Meantime Luiza slept tranquilly. By the end of the week the fever had disappeared, but she was very weak; on the day she rose for the first time she fainted twice; she required help for several days to dress herself, and then to reach the lounge, and she insisted, with the capriciousness of a child, on Jorge remaining at her side. It seemed as if she absorbed life at his eyes and health from his touch. She made him read the paper in the morning, and do his writing, seated beside her. He submitted to all her exactions, and these acts of tyranny were like caresses to a wound, for he loved her tenderly. Unconsciously he would feel sudden thrills of happiness. He surprised himself saying tender words to her, laughing with her, oblivious of what had taken place. Reclining on the lounge, Luiza, tranquil and happy, looked over old volumes of the “Illustração franceza,” which the counsellor had sent her, and in which, as he said, she might acquire useful information concerning historical events, at the same time that she enjoyed the engravings. Or she tasted silently, her head resting on the cushions, the happiness of returning health, of seeing herself free from the tyranny of that woman and the bitterness of the past.

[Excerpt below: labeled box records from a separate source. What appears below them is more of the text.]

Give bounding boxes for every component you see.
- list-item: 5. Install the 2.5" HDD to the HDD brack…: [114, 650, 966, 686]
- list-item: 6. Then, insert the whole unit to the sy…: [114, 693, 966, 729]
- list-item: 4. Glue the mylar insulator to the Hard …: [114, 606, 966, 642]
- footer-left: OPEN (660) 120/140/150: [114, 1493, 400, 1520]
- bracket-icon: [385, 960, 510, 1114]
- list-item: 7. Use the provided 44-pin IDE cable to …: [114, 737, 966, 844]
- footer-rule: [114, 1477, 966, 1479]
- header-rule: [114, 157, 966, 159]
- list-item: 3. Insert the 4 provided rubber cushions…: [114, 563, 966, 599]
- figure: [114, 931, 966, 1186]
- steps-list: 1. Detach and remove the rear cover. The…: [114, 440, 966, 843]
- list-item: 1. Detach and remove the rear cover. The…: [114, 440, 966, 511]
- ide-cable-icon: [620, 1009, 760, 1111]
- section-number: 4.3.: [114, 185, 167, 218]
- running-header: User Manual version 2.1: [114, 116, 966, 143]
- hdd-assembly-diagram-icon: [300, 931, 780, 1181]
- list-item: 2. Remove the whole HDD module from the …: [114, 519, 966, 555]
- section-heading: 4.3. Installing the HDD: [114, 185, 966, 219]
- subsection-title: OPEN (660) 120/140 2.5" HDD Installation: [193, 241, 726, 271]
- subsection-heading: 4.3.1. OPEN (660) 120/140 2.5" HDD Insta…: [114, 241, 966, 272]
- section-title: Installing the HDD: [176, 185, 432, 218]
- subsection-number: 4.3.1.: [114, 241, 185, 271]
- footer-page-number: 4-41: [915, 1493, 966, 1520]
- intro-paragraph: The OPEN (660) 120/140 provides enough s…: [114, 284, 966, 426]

One of her pleasures was to see Marianna enter with her breakfast on a tray; her appetite was returning, and she sipped with delight the glass of Port wine prescribed for her by Julião. If Jorge were not there she would enter, with a sense of contentment, into long chats with Marianna while she ate her jelly. At other times she would silently form plans, her eyes fixed on the ceiling; she would go for a few weeks to the country to re-establish her health and on her return she would set to work to embroider strips of cashmere to cover anew the parlor furniture; for she wanted to occupy herself with household matters, and to live quietly. Jorge would not go back to Alemtejo, he would not leave Lisbon again. Thus life would for the future be easy and sweet.

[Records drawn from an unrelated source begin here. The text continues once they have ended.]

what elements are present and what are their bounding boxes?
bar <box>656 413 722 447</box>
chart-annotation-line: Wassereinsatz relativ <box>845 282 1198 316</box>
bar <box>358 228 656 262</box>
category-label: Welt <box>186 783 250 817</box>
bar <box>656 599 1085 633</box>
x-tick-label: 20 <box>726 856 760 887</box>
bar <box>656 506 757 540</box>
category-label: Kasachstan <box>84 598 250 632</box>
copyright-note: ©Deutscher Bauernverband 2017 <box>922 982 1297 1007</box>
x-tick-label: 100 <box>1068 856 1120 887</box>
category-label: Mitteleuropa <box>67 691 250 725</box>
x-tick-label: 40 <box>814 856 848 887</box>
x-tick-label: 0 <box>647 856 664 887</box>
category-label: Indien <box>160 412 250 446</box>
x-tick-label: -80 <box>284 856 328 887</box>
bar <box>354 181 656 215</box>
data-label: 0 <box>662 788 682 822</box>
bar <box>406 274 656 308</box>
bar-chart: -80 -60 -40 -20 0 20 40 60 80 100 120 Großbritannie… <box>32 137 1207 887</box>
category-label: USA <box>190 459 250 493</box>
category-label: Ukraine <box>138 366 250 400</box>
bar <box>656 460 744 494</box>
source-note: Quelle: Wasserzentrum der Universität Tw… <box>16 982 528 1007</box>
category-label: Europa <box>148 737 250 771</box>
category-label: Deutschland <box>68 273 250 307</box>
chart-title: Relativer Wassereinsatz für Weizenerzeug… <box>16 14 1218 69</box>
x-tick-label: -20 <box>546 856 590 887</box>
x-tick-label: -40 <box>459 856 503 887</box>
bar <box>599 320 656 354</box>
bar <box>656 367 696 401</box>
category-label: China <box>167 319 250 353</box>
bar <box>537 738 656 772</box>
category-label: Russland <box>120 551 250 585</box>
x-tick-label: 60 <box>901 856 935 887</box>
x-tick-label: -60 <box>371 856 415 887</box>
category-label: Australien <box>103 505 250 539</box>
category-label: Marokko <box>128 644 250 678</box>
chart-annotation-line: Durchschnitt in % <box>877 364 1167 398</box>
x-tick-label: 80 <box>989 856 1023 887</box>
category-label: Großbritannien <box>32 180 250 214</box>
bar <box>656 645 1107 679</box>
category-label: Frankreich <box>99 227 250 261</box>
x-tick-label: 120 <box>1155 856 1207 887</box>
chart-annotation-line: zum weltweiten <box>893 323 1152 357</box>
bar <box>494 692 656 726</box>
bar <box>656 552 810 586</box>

At times she thought Jorge preoccupied. What was the matter with him? He gave her as an excuse for his evident dejection fatigue and sleepless nights. She told him if he were to fall sick it must be when she was strong and able to nurse him; but he was not going to fall sick, was he? She made him sit down beside her; she passed her hand through his hair, gazing at him tenderly, for with returning strength her pleasure in the sweetness of life returned. Jorge was conscious that he still loved her, and this consciousness augmented his unhappiness.